SE::Yandex::Speller - Checking pages for text errors via Yandex.Speller
Overview of the scraper

SE::Yandex::Speller – finds spelling errors in Russian, Ukrainian, or English text on the specified page via the Yandex.Speller service. Language models include hundreds of millions of words and phrases.A-Parser functionality allows saving the parsing settings for the SE::Yandex::Speller scraper for future use (presets), setting a scraping schedule, and much more.
Saving results is possible in the form and structure that you need, thanks to the built-in powerful templating engine Template Toolkit which allows applying additional logic to the results and outputting data in various formats, including JSON, SQL and CSV.
Collected data
- Text blocks in which errors are found
Capabilities
- Determining the number of blocks with errors
- Displaying possible reasons for errors in the text
Use cases
- Searching for the number of text blocks with errors
- Checking website pages for spelling errors in the text
- Checking spelling on website pages
Queries
The scraper can accept both keywords (text strings) and links to pages as input. The query type is determined automatically.

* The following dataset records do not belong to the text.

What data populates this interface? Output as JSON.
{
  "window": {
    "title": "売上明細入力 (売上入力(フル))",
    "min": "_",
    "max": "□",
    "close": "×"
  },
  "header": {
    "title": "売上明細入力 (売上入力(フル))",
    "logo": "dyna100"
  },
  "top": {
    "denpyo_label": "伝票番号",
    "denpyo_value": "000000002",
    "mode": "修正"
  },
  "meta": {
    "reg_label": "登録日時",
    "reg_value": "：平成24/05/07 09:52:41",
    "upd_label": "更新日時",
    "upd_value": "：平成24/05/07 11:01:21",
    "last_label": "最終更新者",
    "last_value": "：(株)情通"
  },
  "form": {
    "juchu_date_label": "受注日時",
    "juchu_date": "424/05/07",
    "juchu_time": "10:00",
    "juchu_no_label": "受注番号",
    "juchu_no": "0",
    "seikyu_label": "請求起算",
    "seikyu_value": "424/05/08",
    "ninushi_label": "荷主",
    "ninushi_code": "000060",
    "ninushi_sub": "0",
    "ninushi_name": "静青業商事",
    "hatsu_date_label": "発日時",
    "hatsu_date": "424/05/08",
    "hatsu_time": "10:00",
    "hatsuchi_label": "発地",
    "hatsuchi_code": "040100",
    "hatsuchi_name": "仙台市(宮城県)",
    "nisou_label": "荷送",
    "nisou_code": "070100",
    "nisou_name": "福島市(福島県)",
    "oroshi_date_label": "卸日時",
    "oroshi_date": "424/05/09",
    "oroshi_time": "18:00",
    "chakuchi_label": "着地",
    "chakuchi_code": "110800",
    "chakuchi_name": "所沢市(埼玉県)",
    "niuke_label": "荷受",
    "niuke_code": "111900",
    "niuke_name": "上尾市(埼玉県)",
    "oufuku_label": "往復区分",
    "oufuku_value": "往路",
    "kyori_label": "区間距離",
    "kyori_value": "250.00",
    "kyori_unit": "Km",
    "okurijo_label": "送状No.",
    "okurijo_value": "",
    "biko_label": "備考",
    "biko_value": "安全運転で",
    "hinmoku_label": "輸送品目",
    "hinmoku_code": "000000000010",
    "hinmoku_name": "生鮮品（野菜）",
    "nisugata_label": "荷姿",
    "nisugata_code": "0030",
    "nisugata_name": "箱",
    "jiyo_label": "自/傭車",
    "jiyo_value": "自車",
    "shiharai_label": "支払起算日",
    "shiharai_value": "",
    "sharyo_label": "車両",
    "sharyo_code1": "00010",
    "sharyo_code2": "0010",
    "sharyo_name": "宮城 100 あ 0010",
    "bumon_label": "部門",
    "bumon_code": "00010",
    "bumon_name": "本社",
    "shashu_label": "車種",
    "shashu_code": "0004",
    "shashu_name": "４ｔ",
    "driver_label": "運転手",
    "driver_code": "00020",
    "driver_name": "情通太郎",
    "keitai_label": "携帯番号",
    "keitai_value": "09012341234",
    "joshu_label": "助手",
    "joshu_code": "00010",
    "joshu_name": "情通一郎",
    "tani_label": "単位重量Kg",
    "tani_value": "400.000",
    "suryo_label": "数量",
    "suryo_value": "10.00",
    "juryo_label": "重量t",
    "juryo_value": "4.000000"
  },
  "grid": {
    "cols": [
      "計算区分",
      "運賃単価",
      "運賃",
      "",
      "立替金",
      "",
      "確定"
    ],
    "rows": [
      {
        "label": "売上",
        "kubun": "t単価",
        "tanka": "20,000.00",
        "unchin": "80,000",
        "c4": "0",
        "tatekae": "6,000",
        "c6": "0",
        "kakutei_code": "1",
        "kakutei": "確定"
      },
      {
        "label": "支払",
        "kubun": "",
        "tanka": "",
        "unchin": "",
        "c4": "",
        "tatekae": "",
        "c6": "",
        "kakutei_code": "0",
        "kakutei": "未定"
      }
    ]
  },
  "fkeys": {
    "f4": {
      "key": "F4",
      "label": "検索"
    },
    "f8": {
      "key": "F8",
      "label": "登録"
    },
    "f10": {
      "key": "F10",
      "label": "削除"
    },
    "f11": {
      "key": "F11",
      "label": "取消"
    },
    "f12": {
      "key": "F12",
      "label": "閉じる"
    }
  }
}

- Example queries in the form of text strings:
Text to be checked by the Yandex Speller scraper
Query with a typo
- Example queries in the form of a website page address to be checked:
https://a-parser.com/
https://en.wikipedia.org/wiki/Parsing
Output results examples
A-Parser supports flexible result formatting thanks to the built-in templating engine Template Toolkit, which allows it to output results in an arbitrary form, as well as in a structured format, for example, CSV or JSON
Default output
Result format:
$query: $total\n$errors.format('$word ($suggest) - $type\n')
Example result:
Query with a typo: 1
typo (error, sheathing) - Word not in dictionary.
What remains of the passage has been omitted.